I just freaked out when I saw Sublime on the thumbnail...
Why
Where'd u get that shirt?
pythonprogramming.net/store/
does this work with emojis?
vader does
Kindly share a tutorial on how to install VADER in python. Thank you.
How about voice sentiment analysis @sentdex
That's actually a really cool idea! I'll have to ponder on that
@@sentdex Ever watched the TV series Lie to Me? They used it in profiling ...
hey great video!
Id be interested in the implementation of some unsupervised generative models, like GAN.
print(analysis.translate(from_lang="en",to='ta'))
Thanks bro
thank you sentdex
please can get new series from android kivy
If anyone could potentially help me with the issue in the link below, I'd be very appreciative.
stackoverflow.com/questions/51398378/python-nlp-code-not-functioning-as-should
Awesome more dash
You are making the assumption that every single line in the text you're analyzing is positive or negative, respectively. A review can be a mix of positive, neutral, and negative statements. As such, your accuracy metrics are irrelevant.
In the case of my sample data, the text I am analyzing *is* either positive or negative. In reality, not everything is, but, in this case....it is :P
Ok, fair enough. I thought that each sample text is a review, when it looks like they are sentences picked from reviews.
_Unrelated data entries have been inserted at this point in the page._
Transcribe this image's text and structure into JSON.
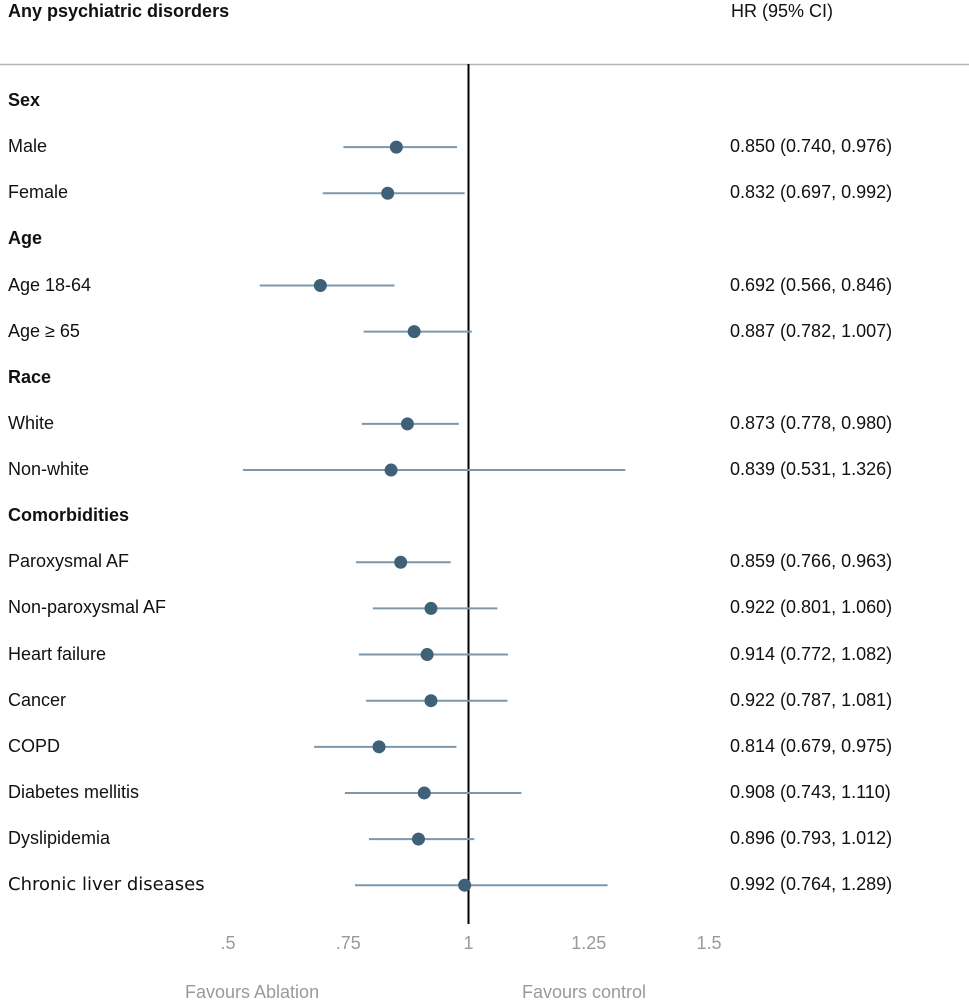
{
  "header": {
    "title": "Any psychiatric disorders",
    "hr_column": "HR (95% CI)"
  },
  "colors": {
    "point": "#3f6178",
    "ci_line": "#7d97ab",
    "ref_line": "#000000",
    "divider": "#b5b5b5",
    "axis_text": "#9a9a9a"
  },
  "chart_data": {
    "type": "forest",
    "title": "Any psychiatric disorders",
    "xlabel_left": "Favours Ablation",
    "xlabel_right": "Favours control",
    "xlim": [
      0.5,
      1.5
    ],
    "reference": 1,
    "x_ticks": [
      {
        "value": 0.5,
        "label": ".5"
      },
      {
        "value": 0.75,
        "label": ".75"
      },
      {
        "value": 1,
        "label": "1"
      },
      {
        "value": 1.25,
        "label": "1.25"
      },
      {
        "value": 1.5,
        "label": "1.5"
      }
    ],
    "rows": [
      {
        "label": "Sex",
        "group": true
      },
      {
        "label": "Male",
        "hr": 0.85,
        "lo": 0.74,
        "hi": 0.976,
        "text": "0.850 (0.740, 0.976)"
      },
      {
        "label": "Female",
        "hr": 0.832,
        "lo": 0.697,
        "hi": 0.992,
        "text": "0.832 (0.697, 0.992)"
      },
      {
        "label": "Age",
        "group": true
      },
      {
        "label": "Age 18-64",
        "hr": 0.692,
        "lo": 0.566,
        "hi": 0.846,
        "text": "0.692 (0.566, 0.846)"
      },
      {
        "label": "Age ≥ 65",
        "hr": 0.887,
        "lo": 0.782,
        "hi": 1.007,
        "text": "0.887 (0.782, 1.007)"
      },
      {
        "label": "Race",
        "group": true
      },
      {
        "label": "White",
        "hr": 0.873,
        "lo": 0.778,
        "hi": 0.98,
        "text": "0.873 (0.778, 0.980)"
      },
      {
        "label": "Non-white",
        "hr": 0.839,
        "lo": 0.531,
        "hi": 1.326,
        "text": "0.839 (0.531, 1.326)"
      },
      {
        "label": "Comorbidities",
        "group": true
      },
      {
        "label": "Paroxysmal AF",
        "hr": 0.859,
        "lo": 0.766,
        "hi": 0.963,
        "text": "0.859 (0.766, 0.963)"
      },
      {
        "label": "Non-paroxysmal AF",
        "hr": 0.922,
        "lo": 0.801,
        "hi": 1.06,
        "text": "0.922 (0.801, 1.060)"
      },
      {
        "label": "Heart failure",
        "hr": 0.914,
        "lo": 0.772,
        "hi": 1.082,
        "text": "0.914 (0.772, 1.082)"
      },
      {
        "label": "Cancer",
        "hr": 0.922,
        "lo": 0.787,
        "hi": 1.081,
        "text": "0.922 (0.787, 1.081)"
      },
      {
        "label": "COPD",
        "hr": 0.814,
        "lo": 0.679,
        "hi": 0.975,
        "text": "0.814 (0.679, 0.975)"
      },
      {
        "label": "Diabetes mellitis",
        "hr": 0.908,
        "lo": 0.743,
        "hi": 1.11,
        "text": "0.908 (0.743, 1.110)"
      },
      {
        "label": "Dyslipidemia",
        "hr": 0.896,
        "lo": 0.793,
        "hi": 1.012,
        "text": "0.896 (0.793, 1.012)"
      },
      {
        "label": "Chronic liver diseases",
        "hr": 0.992,
        "lo": 0.764,
        "hi": 1.289,
        "text": "0.992 (0.764, 1.289)"
      }
    ]
  }
}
Yep, one file is all "positive" reviews and the other is all "negative" reviews. If you read them though, you'd probably suggest not all of them are clearly one way or the other. That's why I like using this set, it's a fairly realistic set that is quite challenging, and maybe even a bit noisy. Good for testing a classifier and it's confidence in scoring.
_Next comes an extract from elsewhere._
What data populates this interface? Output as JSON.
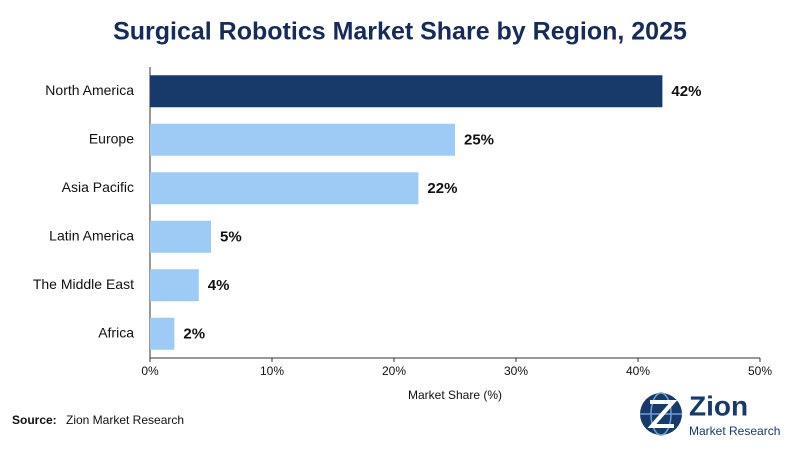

You made a mistake when using textblob the second time, which is why you kept getting 100% accuracy; it should not be 100% accuracy.
eats shoots and leaves.
dataset original source www.cs.cornell.edu/people/pabo/movie-review-data/
good one bro..if possible make video on raspberry coded with python for camera and it detects the object and send you mail and message in your email
Yes.
Please update the GTA V bot!!!
notification squaaad
You should start by saying what it is all about. Sentiment Analysis in 4 Minutes by Siraj is better video
No thanks.
Thanks for the comparison.
I have used Textblob on call centre data and thought it was ok, but wondered if there were alternatives. I had never heard of Vader, only NLTK. Given Textblob's ability to do sentiment analysis, text classification and tokenisation I think I'll stick to the Blob. BTW it is interesting to use MatplotLib to scatter chart out sentiment vs polarity to see how your test data looks.